Ambassador, you're a former diplomat as well as a former official of the Defense Department.
Why doesn't Secretary of State Blinken speak to Russian Foreign Minister Lavrov?
Why don't American diplomats engage with Iranian diplomats?
Well, I have to say that Antony Blinken has established a record as the most inept
Secretary of State in our recent history. He's not offensive in the manner that Pompeo was, but I have yet to discover a single
achievement of him. He has a valedictory article in Foreign Affairs, which I confess I have yet to
read, so perhaps he will identify a few things that he has accomplished. But this is part of a pattern. We don't talk. He was trained as a congressional
staffer. He was a very good domestic spin doctor for Senator Biden. He was put in the position of
Secretary of State. He has no significant diplomatic experience. He's no evidence that he actually understands that diplomacy involves
establishment of personal rapport with people that you disagree with
and reasoning with them to persuade them that they should see the world
as you do and that their interests coincide with yours.

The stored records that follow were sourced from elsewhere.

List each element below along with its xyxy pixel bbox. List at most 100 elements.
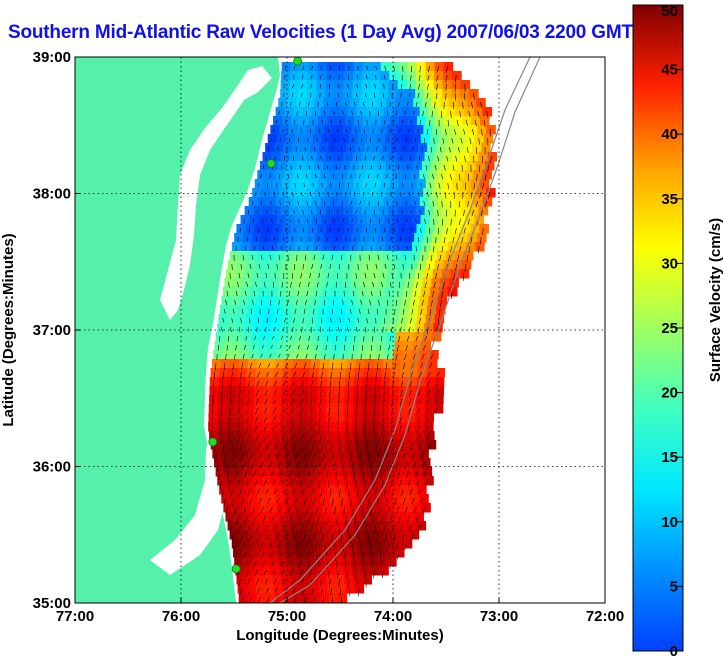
velocity-cell — [308, 386, 318, 396]
velocity-vector — [232, 452, 235, 462]
velocity-vector — [291, 128, 293, 134]
velocity-vector — [382, 407, 385, 417]
velocity-vector — [264, 389, 268, 396]
velocity-cell — [301, 530, 312, 540]
velocity-cell — [261, 233, 271, 243]
velocity-vector — [254, 479, 258, 487]
velocity-cell — [226, 323, 236, 333]
velocity-vector — [252, 551, 256, 559]
velocity-cell — [402, 539, 413, 549]
velocity-vector — [299, 479, 303, 487]
velocity-vector — [231, 533, 234, 543]
velocity-cell — [376, 503, 386, 513]
velocity-vector — [396, 506, 399, 515]
velocity-cell — [268, 458, 278, 468]
velocity-cell — [263, 575, 273, 585]
velocity-vector — [417, 434, 421, 441]
velocity-cell — [389, 71, 399, 81]
velocity-vector — [393, 146, 396, 151]
velocity-vector — [309, 416, 312, 425]
velocity-cell — [371, 71, 381, 81]
velocity-cell — [238, 593, 249, 603]
velocity-vector — [370, 290, 373, 297]
velocity-cell — [305, 548, 315, 558]
velocity-cell — [316, 476, 326, 486]
velocity-cell — [284, 107, 295, 117]
velocity-cell — [256, 593, 267, 603]
velocity-cell — [229, 251, 240, 261]
velocity-vector — [434, 101, 436, 109]
velocity-cell — [327, 116, 337, 126]
velocity-cell — [482, 107, 493, 117]
velocity-vector — [293, 533, 297, 541]
velocity-cell — [459, 233, 469, 243]
velocity-vector — [313, 452, 316, 461]
velocity-cell — [265, 251, 276, 261]
velocity-vector — [396, 137, 399, 142]
velocity-cell — [298, 566, 308, 576]
velocity-cell — [334, 566, 344, 576]
velocity-cell — [344, 521, 355, 531]
velocity-vector — [419, 371, 422, 378]
velocity-vector — [455, 155, 458, 162]
velocity-vector — [335, 470, 337, 480]
velocity-cell — [425, 386, 435, 396]
velocity-vector — [399, 236, 402, 241]
velocity-cell — [344, 224, 354, 234]
velocity-vector — [260, 353, 263, 358]
velocity-vector — [330, 119, 333, 124]
velocity-cell — [310, 359, 321, 369]
velocity-vector — [320, 587, 323, 596]
velocity-vector — [387, 506, 390, 515]
velocity-cell — [445, 143, 455, 153]
velocity-cell — [293, 197, 304, 207]
velocity-cell — [266, 449, 276, 459]
velocity-cell — [396, 188, 406, 198]
velocity-vector — [311, 65, 314, 70]
velocity-cell — [271, 422, 281, 432]
velocity-vector — [242, 353, 245, 360]
velocity-vector — [327, 515, 329, 524]
velocity-vector — [339, 488, 341, 497]
velocity-cell — [290, 386, 300, 396]
velocity-vector — [324, 353, 326, 360]
velocity-vector — [337, 407, 340, 416]
velocity-vector — [270, 137, 273, 142]
velocity-vector — [294, 497, 298, 505]
velocity-cell — [267, 134, 278, 144]
velocity-cell — [419, 107, 430, 117]
velocity-vector — [381, 335, 383, 342]
velocity-cell — [259, 161, 270, 171]
velocity-cell — [441, 233, 451, 243]
velocity-cell — [473, 107, 484, 117]
velocity-cell — [309, 584, 320, 594]
velocity-vector — [418, 443, 423, 450]
velocity-cell — [343, 422, 353, 432]
velocity-cell — [434, 386, 444, 396]
velocity-vector — [306, 506, 309, 514]
velocity-vector — [397, 218, 399, 223]
velocity-cell — [293, 296, 304, 306]
velocity-cell — [403, 503, 413, 513]
velocity-vector — [280, 335, 284, 340]
velocity-vector — [395, 254, 398, 260]
velocity-cell — [303, 134, 314, 144]
velocity-cell — [254, 377, 265, 387]
velocity-vector — [395, 542, 399, 551]
velocity-vector — [417, 236, 420, 243]
velocity-cell — [229, 530, 240, 540]
velocity-vector — [404, 299, 406, 306]
velocity-vector — [444, 191, 447, 199]
radar-station-marker — [231, 564, 241, 574]
velocity-cell — [218, 314, 229, 324]
velocity-cell — [421, 161, 432, 171]
velocity-vector — [393, 227, 395, 232]
velocity-cell — [370, 566, 380, 576]
velocity-cell — [231, 350, 241, 360]
velocity-vector — [454, 227, 457, 234]
velocity-cell — [317, 71, 327, 81]
velocity-cell — [235, 476, 245, 486]
velocity-cell — [316, 152, 327, 162]
velocity-cell — [433, 89, 443, 99]
velocity-cell — [290, 71, 300, 81]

So he doesn't talk to Moscow.
He has not done that for his entire term. He does not talk to the Chinese, or he does so very seldom. And basically, he lectures rather
than listens. He doesn't talk to Iran. We've done nothing about North Korea under his leadership,
despite the fact that they now constitute
an increasingly formidable nuclear threat to the United States. And so, you know, your question
is essentially answers itself. He's had no habit of talking to anybody, still less the Russians.
Ambassador Freeman, thank you very much.
Thank you for your time.
Thank you for your analysis.
These are unpleasant subjects that we discuss, but you clarify them.
And I know the audience and I know I are deeply appreciative.
Thank you, my dear friend.
I hope you can come back and visit with us again next week.
Be happy to do that.
Thank you.
You as well, Ambassador.
Coming up at 1 o'clock this afternoon,
Max Blumenthal.
At 2 o'clock this afternoon,
Colonel Lawrence Wilkerson.
At 3 o'clock this afternoon,
Professor John Mearsheimer,
Judge Napolitano for Judging Freedom. Thanks for watching!